Predictor variables can have any marginal distribution as long as a function is provided to sample from the distribution. Multivariate distributions are also supported: if the random generation function returns multiple columns, multiple random variables will be created. If the columns are named, the random variables will be named accordingly; otherwise, they will be successively numbered.
Arguments
- dist
Function to generate draws from this predictor's distribution, provided as a function or as a string naming the function.
- ...
Additional arguments to pass to
dist
when generating draws.
Value
A predictor_dist
object, to be used in population()
to specify a
population distribution
Details
The random generation function must take an argument named n
specifying the
number of draws. For univariate distributions, it should return a vector of
length n
; for multivariate distributions, it should return an array or
matrix with n
rows and a column per variable.
Multivariate predictors are successively numbered. For instance, if predictor
X
is specified with
library(mvtnorm)
predictor(dist = rmvnorm, mean = c(0, 1),
sigma = matrix(c(1, 0.5, 0.5, 1), nrow = 2))
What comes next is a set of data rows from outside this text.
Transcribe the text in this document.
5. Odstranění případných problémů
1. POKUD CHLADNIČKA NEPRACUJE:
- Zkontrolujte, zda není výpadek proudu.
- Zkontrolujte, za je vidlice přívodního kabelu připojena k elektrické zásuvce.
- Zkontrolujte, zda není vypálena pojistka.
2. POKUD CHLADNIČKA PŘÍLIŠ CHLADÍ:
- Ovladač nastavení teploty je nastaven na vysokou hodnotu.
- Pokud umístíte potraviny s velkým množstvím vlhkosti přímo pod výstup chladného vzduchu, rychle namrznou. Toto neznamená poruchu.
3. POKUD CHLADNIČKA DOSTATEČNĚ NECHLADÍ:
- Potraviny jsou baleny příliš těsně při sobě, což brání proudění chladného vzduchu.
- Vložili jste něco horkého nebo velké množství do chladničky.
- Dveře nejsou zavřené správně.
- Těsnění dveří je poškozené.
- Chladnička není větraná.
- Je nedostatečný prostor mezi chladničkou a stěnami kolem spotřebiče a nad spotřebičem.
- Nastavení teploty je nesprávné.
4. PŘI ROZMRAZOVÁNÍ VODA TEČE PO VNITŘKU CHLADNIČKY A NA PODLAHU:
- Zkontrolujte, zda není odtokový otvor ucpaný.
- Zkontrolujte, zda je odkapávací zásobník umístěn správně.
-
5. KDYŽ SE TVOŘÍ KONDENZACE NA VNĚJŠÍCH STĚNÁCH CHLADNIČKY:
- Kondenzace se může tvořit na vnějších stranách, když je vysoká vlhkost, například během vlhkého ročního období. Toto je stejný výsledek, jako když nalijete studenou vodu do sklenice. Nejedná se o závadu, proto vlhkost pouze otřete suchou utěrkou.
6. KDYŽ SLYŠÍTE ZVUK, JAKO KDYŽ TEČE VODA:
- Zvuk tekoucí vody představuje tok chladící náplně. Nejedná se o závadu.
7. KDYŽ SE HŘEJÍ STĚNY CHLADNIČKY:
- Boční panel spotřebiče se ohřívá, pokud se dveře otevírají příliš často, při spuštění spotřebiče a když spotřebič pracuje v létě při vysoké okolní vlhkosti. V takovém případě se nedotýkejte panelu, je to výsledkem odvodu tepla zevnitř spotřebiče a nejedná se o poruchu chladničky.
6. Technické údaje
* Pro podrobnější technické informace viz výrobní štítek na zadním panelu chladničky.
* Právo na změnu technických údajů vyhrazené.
then the population predictors will be named X1
and X2
, and will have
covariance 0.5.
If the multivariate predictor has named columns, the names will be used
instead. For instance, if predictor X
generates a matrix with columns A
and B
, the population predictors will be named XA
and XB
.
Examples
# Univariate normal distribution
predictor(dist = rnorm, mean = 10, sd = 2.5)
#> rnorm(list(mean = 10, sd = 2.5))
# Multivariate normal distribution
library(mvtnorm)
predictor(dist = rmvnorm, mean = c(0, 1, 7))
#> rmvnorm(list(mean = c(0, 1, 7)))
# Multivariate with named columns
rmulti <- function(n) {
cbind(treatment = rbinom(n, size = 1, prob = 0.5),
confounder = rnorm(n)
)
}
predictor(dist = rmulti)
#> rmulti()